Birleşen davada davalı vekilinin cevap dilekçesinde özetle; alacağın zamanaşımına uğradığını, taraflar arasında yazılı bir sözleşme bulunmadığı gibi kararlaştırılmış bir teslim tarihininde bulunmadığını, davacı tarafça sunulan delillerin hukuki kıymetinin bulunmadığını, davacı ile …….. arasında düzenlenen sözleşmenin müvekkili açısından bağlayıcı olmadığını savunarak birleşen davanın reddine karar verilmesini talep etmiştir.
Birleşen davada davacı vekili Bakırköy … Asliye Ticaret Mahkemesi …esas sayılı dosyasında sunduğu dava dilekçesinde özetle; Müvekkil şirketin davalı … firmasına karşı dava açtığı, davacı olduğu konusu aynı olan davanın ………. esas sayılı dava dosyası ile birleştirilmesini, sözlü anlaşma gereği edim yerine getirildiği halde ödeme yapılmadığı, takibin usule uygun olmaması nedeniyle asıl davanın usulden reddedildiğini, başlatılan icra takibine itirazın iptali ile icra inkar tazminatına hükmedilmesini talep ve dava etmiştir.
DELİLLER:Dava, birleşen dava ve cevap dilekçeleri, Küçükçekmece …İcra Müdürlüğü’nün … esas sayılı takip dosyası, bilirkişi raporu ve tüm dosya kapsamı… vs.
Küçükçekmece … İcra Müdürlüğü’nün … esas sayılı takip dosyasının incelenmesinde; 09.09.2014 tarihinde asıl davada davacı vekili tarafından davalı aleyhine faturadan kaynaklı toplam; 183.196,47-TL’nin tahsili amacı ile ilamsız takip başlatılmıştır.
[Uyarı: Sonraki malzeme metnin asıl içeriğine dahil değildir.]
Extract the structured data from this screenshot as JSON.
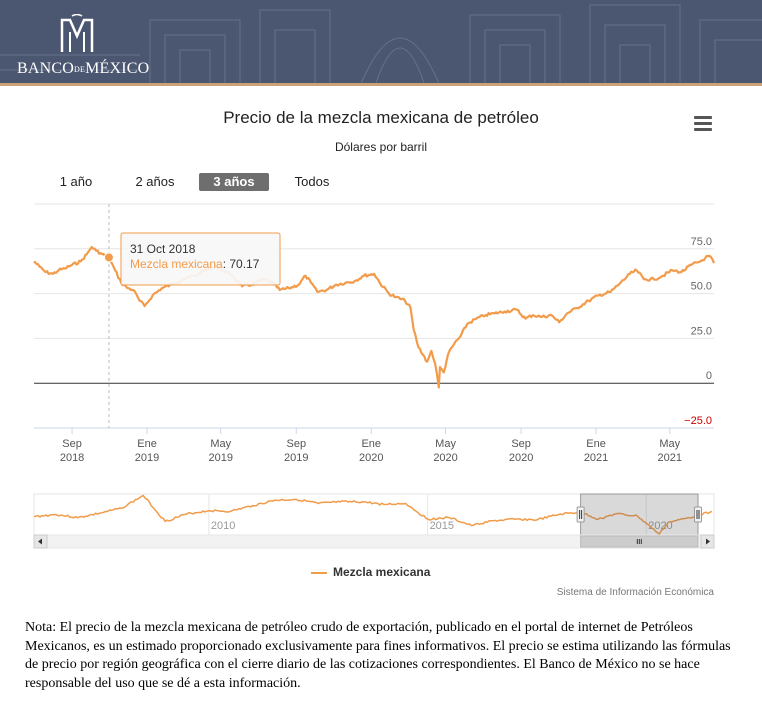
{
  "header": {
    "bank_name_part1": "BANCO",
    "bank_name_de": "DE",
    "bank_name_part2": "MÉXICO",
    "logo": "banxico-logo"
  },
  "chart_data": {
    "type": "line",
    "title": "Precio de la mezcla mexicana de petróleo",
    "subtitle": "Dólares por barril",
    "series": [
      {
        "name": "Mezcla mexicana",
        "color": "#f29b4a",
        "points": [
          [
            "2018-07-01",
            68
          ],
          [
            "2018-07-10",
            65
          ],
          [
            "2018-07-20",
            62
          ],
          [
            "2018-08-01",
            61
          ],
          [
            "2018-08-10",
            63
          ],
          [
            "2018-08-20",
            64
          ],
          [
            "2018-09-01",
            66
          ],
          [
            "2018-09-15",
            68
          ],
          [
            "2018-09-25",
            72
          ],
          [
            "2018-10-03",
            76
          ],
          [
            "2018-10-10",
            74
          ],
          [
            "2018-10-20",
            72
          ],
          [
            "2018-10-31",
            70.17
          ],
          [
            "2018-11-10",
            63
          ],
          [
            "2018-11-20",
            56
          ],
          [
            "2018-12-01",
            53
          ],
          [
            "2018-12-10",
            52
          ],
          [
            "2018-12-20",
            46
          ],
          [
            "2018-12-28",
            43
          ],
          [
            "2019-01-10",
            49
          ],
          [
            "2019-01-25",
            53
          ],
          [
            "2019-02-10",
            55
          ],
          [
            "2019-03-01",
            58
          ],
          [
            "2019-03-20",
            60
          ],
          [
            "2019-04-05",
            63
          ],
          [
            "2019-04-22",
            65
          ],
          [
            "2019-05-05",
            63
          ],
          [
            "2019-05-20",
            60
          ],
          [
            "2019-06-05",
            54
          ],
          [
            "2019-06-20",
            55
          ],
          [
            "2019-07-10",
            58
          ],
          [
            "2019-07-25",
            56
          ],
          [
            "2019-08-05",
            52
          ],
          [
            "2019-08-20",
            53
          ],
          [
            "2019-09-05",
            55
          ],
          [
            "2019-09-16",
            60
          ],
          [
            "2019-09-25",
            56
          ],
          [
            "2019-10-05",
            51
          ],
          [
            "2019-10-20",
            52
          ],
          [
            "2019-11-05",
            55
          ],
          [
            "2019-11-20",
            56
          ],
          [
            "2019-12-05",
            57
          ],
          [
            "2019-12-20",
            60
          ],
          [
            "2020-01-06",
            61
          ],
          [
            "2020-01-15",
            56
          ],
          [
            "2020-01-30",
            50
          ],
          [
            "2020-02-10",
            48
          ],
          [
            "2020-02-25",
            46
          ],
          [
            "2020-03-05",
            42
          ],
          [
            "2020-03-10",
            30
          ],
          [
            "2020-03-18",
            20
          ],
          [
            "2020-03-25",
            16
          ],
          [
            "2020-04-01",
            12
          ],
          [
            "2020-04-08",
            18
          ],
          [
            "2020-04-14",
            11
          ],
          [
            "2020-04-20",
            -2.4
          ],
          [
            "2020-04-22",
            9
          ],
          [
            "2020-04-28",
            6
          ],
          [
            "2020-05-05",
            16
          ],
          [
            "2020-05-15",
            22
          ],
          [
            "2020-05-25",
            26
          ],
          [
            "2020-06-05",
            33
          ],
          [
            "2020-06-20",
            36
          ],
          [
            "2020-07-05",
            38
          ],
          [
            "2020-07-20",
            39
          ],
          [
            "2020-08-05",
            40
          ],
          [
            "2020-08-25",
            41
          ],
          [
            "2020-09-08",
            36
          ],
          [
            "2020-09-20",
            38
          ],
          [
            "2020-10-05",
            37
          ],
          [
            "2020-10-20",
            38
          ],
          [
            "2020-11-02",
            34
          ],
          [
            "2020-11-15",
            39
          ],
          [
            "2020-12-01",
            42
          ],
          [
            "2020-12-20",
            46
          ],
          [
            "2021-01-05",
            49
          ],
          [
            "2021-01-25",
            51
          ],
          [
            "2021-02-10",
            56
          ],
          [
            "2021-02-25",
            61
          ],
          [
            "2021-03-08",
            63
          ],
          [
            "2021-03-20",
            58
          ],
          [
            "2021-04-05",
            58
          ],
          [
            "2021-04-20",
            60
          ],
          [
            "2021-05-05",
            63
          ],
          [
            "2021-05-20",
            62
          ],
          [
            "2021-06-05",
            66
          ],
          [
            "2021-06-20",
            68
          ],
          [
            "2021-06-28",
            70
          ],
          [
            "2021-07-05",
            71
          ],
          [
            "2021-07-12",
            67
          ]
        ]
      }
    ],
    "xaxis": {
      "ticks": [
        {
          "date": "2018-09-01",
          "month": "Sep",
          "year": "2018"
        },
        {
          "date": "2019-01-01",
          "month": "Ene",
          "year": "2019"
        },
        {
          "date": "2019-05-01",
          "month": "May",
          "year": "2019"
        },
        {
          "date": "2019-09-01",
          "month": "Sep",
          "year": "2019"
        },
        {
          "date": "2020-01-01",
          "month": "Ene",
          "year": "2020"
        },
        {
          "date": "2020-05-01",
          "month": "May",
          "year": "2020"
        },
        {
          "date": "2020-09-01",
          "month": "Sep",
          "year": "2020"
        },
        {
          "date": "2021-01-01",
          "month": "Ene",
          "year": "2021"
        },
        {
          "date": "2021-05-01",
          "month": "May",
          "year": "2021"
        }
      ],
      "range": [
        "2018-07-01",
        "2021-07-12"
      ]
    },
    "yaxis": {
      "ticks": [
        {
          "value": 75,
          "label": "75.0",
          "color": "#666666"
        },
        {
          "value": 50,
          "label": "50.0",
          "color": "#666666"
        },
        {
          "value": 25,
          "label": "25.0",
          "color": "#666666"
        },
        {
          "value": 0,
          "label": "0",
          "color": "#666666"
        },
        {
          "value": -25,
          "label": "−25.0",
          "color": "#cc0000"
        }
      ],
      "ylim": [
        -25,
        100
      ],
      "position": "right"
    },
    "tooltip": {
      "date_label": "31 Oct 2018",
      "series_label": "Mezcla mexicana",
      "value_label": "70.17",
      "at_date": "2018-10-31",
      "at_value": 70.17
    },
    "navigator": {
      "year_labels": [
        "2010",
        "2015",
        "2020"
      ],
      "points": [
        [
          2006.0,
          53
        ],
        [
          2006.5,
          60
        ],
        [
          2007.0,
          50
        ],
        [
          2007.5,
          64
        ],
        [
          2008.0,
          80
        ],
        [
          2008.5,
          120
        ],
        [
          2009.0,
          38
        ],
        [
          2009.5,
          62
        ],
        [
          2010.0,
          72
        ],
        [
          2010.5,
          70
        ],
        [
          2011.0,
          88
        ],
        [
          2011.5,
          105
        ],
        [
          2012.0,
          108
        ],
        [
          2012.5,
          95
        ],
        [
          2013.0,
          100
        ],
        [
          2013.5,
          100
        ],
        [
          2014.0,
          92
        ],
        [
          2014.5,
          95
        ],
        [
          2015.0,
          45
        ],
        [
          2015.5,
          50
        ],
        [
          2016.0,
          25
        ],
        [
          2016.5,
          40
        ],
        [
          2017.0,
          45
        ],
        [
          2017.5,
          43
        ],
        [
          2018.0,
          60
        ],
        [
          2018.5,
          68
        ],
        [
          2018.9,
          45
        ],
        [
          2019.3,
          62
        ],
        [
          2019.8,
          55
        ],
        [
          2020.3,
          -2.4
        ],
        [
          2020.5,
          35
        ],
        [
          2021.0,
          50
        ],
        [
          2021.5,
          70
        ]
      ],
      "xlim": [
        2006.0,
        2021.55
      ],
      "ylim": [
        -5,
        125
      ],
      "selection_start": 2018.5
    },
    "legend": "bottom-center",
    "grid": true
  },
  "range_selector": {
    "buttons": [
      "1 año",
      "2 años",
      "3 años",
      "Todos"
    ],
    "active": "3 años"
  },
  "source_credit": "Sistema de Información Económica",
  "note": "Nota: El precio de la mezcla mexicana de petróleo crudo de exportación, publicado en el portal de internet de Petróleos Mexicanos, es un estimado proporcionado exclusivamente para fines informativos. El precio se estima utilizando las fórmulas de precio por región geográfica con el cierre diario de las cotizaciones correspondientes. El Banco de México no se hace responsable del uso que se dé a esta información."
}
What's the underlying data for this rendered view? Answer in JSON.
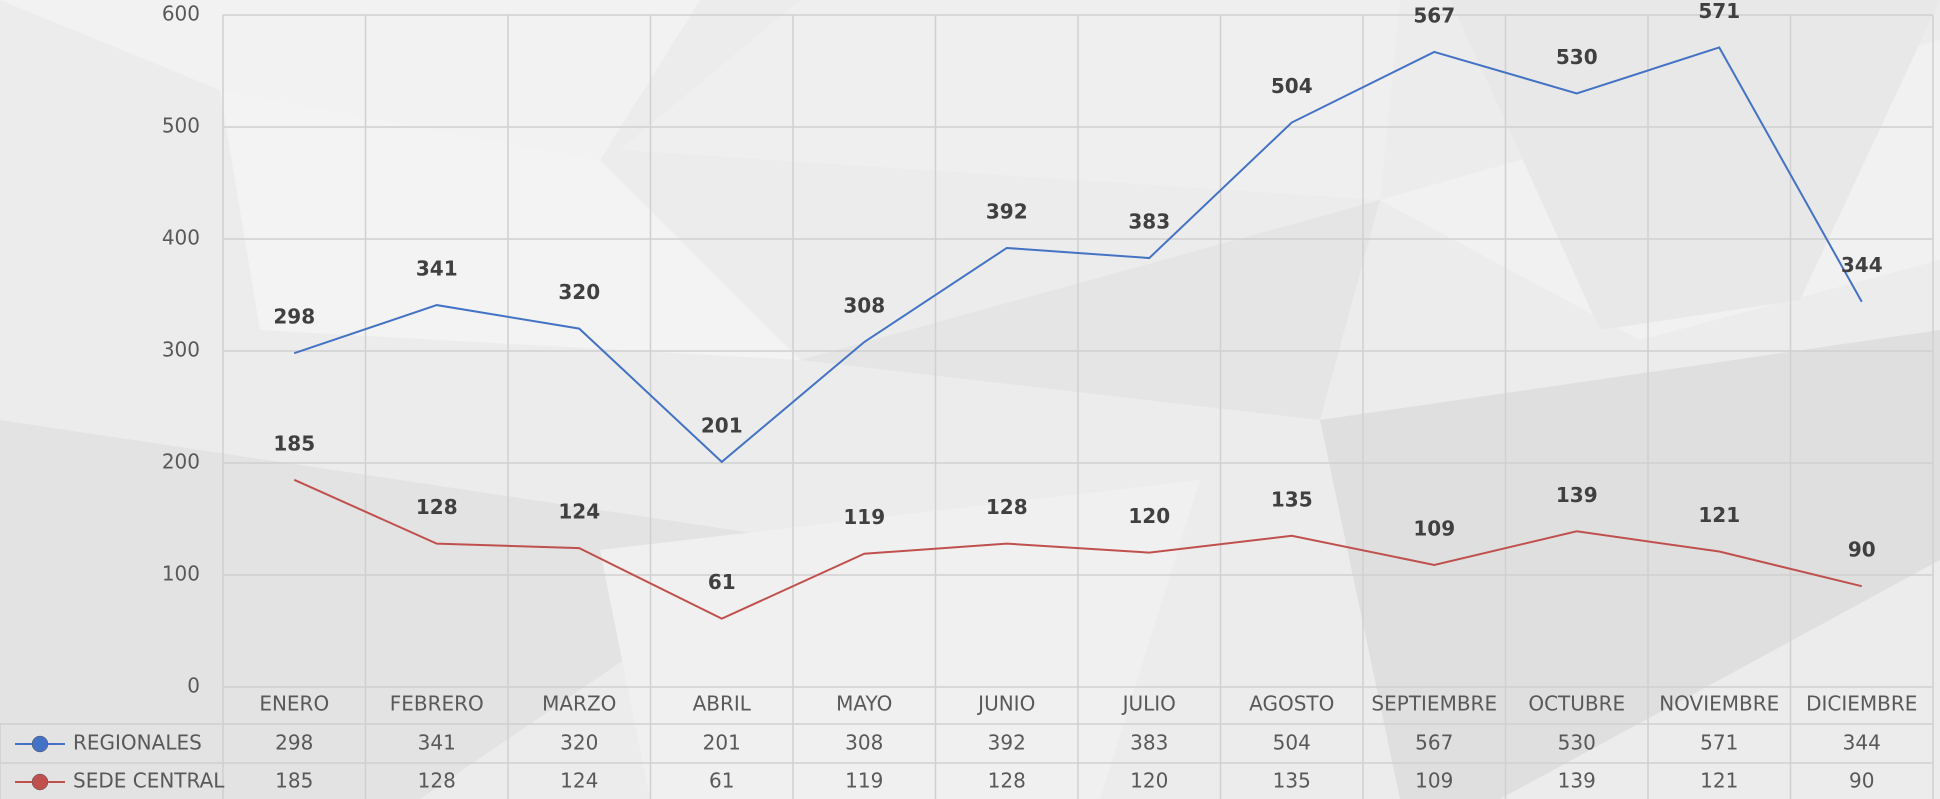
{
  "chart_data": {
    "type": "line",
    "categories": [
      "ENERO",
      "FEBRERO",
      "MARZO",
      "ABRIL",
      "MAYO",
      "JUNIO",
      "JULIO",
      "AGOSTO",
      "SEPTIEMBRE",
      "OCTUBRE",
      "NOVIEMBRE",
      "DICIEMBRE"
    ],
    "series": [
      {
        "name": "REGIONALES",
        "color": "#4472c4",
        "values": [
          298,
          341,
          320,
          201,
          308,
          392,
          383,
          504,
          567,
          530,
          571,
          344
        ]
      },
      {
        "name": "SEDE CENTRAL",
        "color": "#c0504d",
        "values": [
          185,
          128,
          124,
          61,
          119,
          128,
          120,
          135,
          109,
          139,
          121,
          90
        ]
      }
    ],
    "ylim": [
      0,
      600
    ],
    "yticks": [
      0,
      100,
      200,
      300,
      400,
      500,
      600
    ],
    "grid": true,
    "data_table": true
  }
}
Ödeme emrinin tebliği üzerine borçlu vekilince süresinde icra dairesinin yetkisi ile borcun esasına itiraz edilmiş olup, alacaklı vekili yetki itirazının kabul ederek dosyanın Küçükçekmece İcra Müdürlüğü’ne gönderilmesini talep etmiştir. Yetkili icra müdürlüğü’nce ödeme emri düzenlenip tebliğ beklenmeden eldeki itirazın iptali davası açılmıştır. Küçükçekmece … İcra Müdürlüğü’nün … esas sayılı takip dosyasında davalı borçlu vekiline yeniden ödeme emri tebliğ edilmiş olup, ödeme emri 24.04.2015 tarihinde davalı vekilinin daimi çalışanına tebliğ edilmiştir. İcra dosyası içerisinde herhangi bir itiraza denk gelinmemiştir.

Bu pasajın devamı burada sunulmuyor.